Metro

Mystery over B’way di$aster

Manderley has been torched.

“Rebecca,” the foundering $12 million Broadway musical slated to open next month has been canceled due to lack of financing, theater sources said yesterday.

The denouement caps a bizarre — and still unfolding — tale of a beleaguered Broadway producer, a mysterious investor whose existence has yet to be confirmed, and a collection of A-list Broadway talent, including Tony Award-winning director Michael Blakemore, whose lives and careers have been thrown into limbo.

Producer Ben Sprecher was forced last week to postpone the show after he claimed the investor, one Paul Abrams, died from malaria after a trip to Africa. But Abrams’ death — and existence — were never confirmed.

Sprecher said he had never met Abrams or spoken with him, even though he’d promised to put $4.5 million into the show.

Sprecher said Abrams was a prominent businessman in Johannesberg, South Africa — but theater people trying to confirm that came up with nothing.

Sprecher spent last week scrambling to raise money from other investors.

His lawyer, Ronald Russo, said yesterday a new investor had been waiting in the wings but withdrew after receiving “an extremely malicious e-mail, filled with lies and innuendo’’ from an anonymous sender.

Russo said the e-mail has been turned over to the “proper authorities,’’ who launched a “criminal investigation.’’

That could not be immediately confirmed yesterday.

Blakemore and composer Michael Koontz had flown in from Europe expecting to begin rehearsals on Monday.

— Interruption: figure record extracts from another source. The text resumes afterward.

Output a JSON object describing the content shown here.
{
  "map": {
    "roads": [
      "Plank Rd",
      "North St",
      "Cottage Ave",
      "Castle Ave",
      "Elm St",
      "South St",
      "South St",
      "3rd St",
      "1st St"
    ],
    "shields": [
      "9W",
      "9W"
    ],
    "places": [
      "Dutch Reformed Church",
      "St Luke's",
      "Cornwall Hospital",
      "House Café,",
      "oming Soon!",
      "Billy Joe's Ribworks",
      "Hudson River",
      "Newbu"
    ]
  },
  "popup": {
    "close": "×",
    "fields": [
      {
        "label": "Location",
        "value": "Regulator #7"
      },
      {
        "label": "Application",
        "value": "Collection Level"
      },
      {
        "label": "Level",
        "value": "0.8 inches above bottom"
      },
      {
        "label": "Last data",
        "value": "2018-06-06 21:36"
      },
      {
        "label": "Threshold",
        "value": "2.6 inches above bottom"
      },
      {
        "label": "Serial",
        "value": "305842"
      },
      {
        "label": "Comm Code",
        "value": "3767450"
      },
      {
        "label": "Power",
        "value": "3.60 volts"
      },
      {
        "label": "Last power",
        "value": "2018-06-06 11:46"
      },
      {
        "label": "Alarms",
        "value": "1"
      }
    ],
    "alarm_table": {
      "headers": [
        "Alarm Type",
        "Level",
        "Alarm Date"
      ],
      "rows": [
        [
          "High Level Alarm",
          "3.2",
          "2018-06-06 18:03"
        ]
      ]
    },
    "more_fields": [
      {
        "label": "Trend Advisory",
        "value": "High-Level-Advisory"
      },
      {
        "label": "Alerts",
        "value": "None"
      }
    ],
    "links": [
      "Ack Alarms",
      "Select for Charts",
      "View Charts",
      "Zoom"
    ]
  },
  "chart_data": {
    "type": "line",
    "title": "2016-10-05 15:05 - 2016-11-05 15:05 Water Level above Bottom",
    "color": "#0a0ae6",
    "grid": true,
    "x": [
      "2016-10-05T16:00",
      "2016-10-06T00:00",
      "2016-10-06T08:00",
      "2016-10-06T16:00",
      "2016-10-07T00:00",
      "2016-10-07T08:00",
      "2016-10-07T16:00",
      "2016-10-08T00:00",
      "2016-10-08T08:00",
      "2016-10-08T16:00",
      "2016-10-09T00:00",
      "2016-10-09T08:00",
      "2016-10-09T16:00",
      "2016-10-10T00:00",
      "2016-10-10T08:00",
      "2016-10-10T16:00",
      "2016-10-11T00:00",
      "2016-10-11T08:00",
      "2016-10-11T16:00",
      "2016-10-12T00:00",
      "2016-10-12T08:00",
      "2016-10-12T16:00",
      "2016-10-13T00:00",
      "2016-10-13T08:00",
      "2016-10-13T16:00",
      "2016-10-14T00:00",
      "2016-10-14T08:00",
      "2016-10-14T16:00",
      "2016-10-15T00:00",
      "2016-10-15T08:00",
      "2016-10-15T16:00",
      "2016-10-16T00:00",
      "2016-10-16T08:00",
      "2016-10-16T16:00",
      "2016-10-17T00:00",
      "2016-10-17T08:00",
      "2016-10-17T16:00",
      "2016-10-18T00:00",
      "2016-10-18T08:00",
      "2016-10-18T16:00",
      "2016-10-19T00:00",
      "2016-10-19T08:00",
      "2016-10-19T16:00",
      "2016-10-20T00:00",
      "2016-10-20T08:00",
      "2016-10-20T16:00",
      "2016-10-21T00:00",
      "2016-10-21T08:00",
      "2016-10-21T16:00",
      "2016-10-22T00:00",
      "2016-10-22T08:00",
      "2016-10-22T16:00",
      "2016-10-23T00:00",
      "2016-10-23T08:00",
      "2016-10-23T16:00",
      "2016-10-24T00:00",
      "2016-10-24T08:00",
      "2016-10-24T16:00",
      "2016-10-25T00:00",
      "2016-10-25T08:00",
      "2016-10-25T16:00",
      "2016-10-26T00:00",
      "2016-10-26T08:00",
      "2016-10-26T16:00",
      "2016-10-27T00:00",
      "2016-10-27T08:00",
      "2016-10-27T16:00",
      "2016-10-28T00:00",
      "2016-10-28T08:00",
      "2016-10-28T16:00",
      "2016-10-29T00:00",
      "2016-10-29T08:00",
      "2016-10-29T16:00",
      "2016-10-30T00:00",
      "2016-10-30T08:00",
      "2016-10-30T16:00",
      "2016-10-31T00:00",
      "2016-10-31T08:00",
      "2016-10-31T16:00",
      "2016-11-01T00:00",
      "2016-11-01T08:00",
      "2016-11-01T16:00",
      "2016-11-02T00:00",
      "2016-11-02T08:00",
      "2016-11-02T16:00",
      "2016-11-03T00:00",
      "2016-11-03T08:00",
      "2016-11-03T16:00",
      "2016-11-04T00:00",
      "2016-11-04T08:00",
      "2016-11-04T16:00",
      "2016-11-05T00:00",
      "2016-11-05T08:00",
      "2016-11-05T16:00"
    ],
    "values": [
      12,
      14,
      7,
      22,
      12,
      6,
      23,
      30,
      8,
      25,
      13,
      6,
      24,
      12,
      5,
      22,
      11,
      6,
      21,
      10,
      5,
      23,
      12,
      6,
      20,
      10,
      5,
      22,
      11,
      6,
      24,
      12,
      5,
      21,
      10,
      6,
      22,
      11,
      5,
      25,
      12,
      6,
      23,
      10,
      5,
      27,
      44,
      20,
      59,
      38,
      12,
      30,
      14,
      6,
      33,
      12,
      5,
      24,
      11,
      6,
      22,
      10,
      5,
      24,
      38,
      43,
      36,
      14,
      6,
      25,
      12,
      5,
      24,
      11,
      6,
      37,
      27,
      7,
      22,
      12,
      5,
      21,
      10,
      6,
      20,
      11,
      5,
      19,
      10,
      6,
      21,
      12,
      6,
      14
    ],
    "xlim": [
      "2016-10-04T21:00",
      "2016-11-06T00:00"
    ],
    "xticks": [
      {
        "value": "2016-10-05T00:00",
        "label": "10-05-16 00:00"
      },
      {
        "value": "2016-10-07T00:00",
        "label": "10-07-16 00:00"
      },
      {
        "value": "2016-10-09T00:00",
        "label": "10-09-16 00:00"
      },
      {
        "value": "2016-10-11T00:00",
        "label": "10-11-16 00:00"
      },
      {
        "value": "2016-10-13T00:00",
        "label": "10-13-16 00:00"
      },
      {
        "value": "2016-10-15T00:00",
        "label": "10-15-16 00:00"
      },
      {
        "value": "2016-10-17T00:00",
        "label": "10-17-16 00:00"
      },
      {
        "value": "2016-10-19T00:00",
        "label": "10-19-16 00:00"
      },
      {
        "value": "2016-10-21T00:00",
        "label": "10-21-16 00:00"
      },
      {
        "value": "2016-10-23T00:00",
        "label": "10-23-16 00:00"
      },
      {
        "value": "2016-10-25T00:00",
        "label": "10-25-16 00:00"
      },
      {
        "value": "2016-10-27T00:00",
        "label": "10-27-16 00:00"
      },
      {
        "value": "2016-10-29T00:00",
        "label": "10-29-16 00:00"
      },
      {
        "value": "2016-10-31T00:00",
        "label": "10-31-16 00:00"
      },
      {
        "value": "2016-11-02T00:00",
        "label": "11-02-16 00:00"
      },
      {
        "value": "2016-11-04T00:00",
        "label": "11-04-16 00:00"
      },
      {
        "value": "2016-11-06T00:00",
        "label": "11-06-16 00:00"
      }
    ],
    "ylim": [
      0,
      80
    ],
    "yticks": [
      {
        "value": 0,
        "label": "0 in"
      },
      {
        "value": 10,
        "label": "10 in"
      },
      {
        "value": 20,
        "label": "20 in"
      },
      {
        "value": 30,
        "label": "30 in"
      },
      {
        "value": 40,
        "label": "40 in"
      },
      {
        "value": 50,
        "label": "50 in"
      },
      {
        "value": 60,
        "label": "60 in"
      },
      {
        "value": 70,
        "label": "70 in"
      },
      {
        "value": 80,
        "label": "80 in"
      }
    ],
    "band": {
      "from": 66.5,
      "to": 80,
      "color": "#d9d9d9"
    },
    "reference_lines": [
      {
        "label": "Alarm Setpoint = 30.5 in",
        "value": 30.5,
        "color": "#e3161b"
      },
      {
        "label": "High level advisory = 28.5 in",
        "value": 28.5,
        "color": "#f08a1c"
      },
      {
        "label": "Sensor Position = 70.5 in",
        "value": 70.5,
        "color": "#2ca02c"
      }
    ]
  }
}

They’ve been working on the show, based on Daphne du Maurier’s classic gothic novel, for over a year.

Sprecher, who once owned off-Broadway theaters, has a reputation as a tough landlord. A number of producers who have done battle with him were chuckling over their lunches at Sardi’s.

One producer said: “I have never seen anything like this. And I don’t think its over. It’s the best show in town!”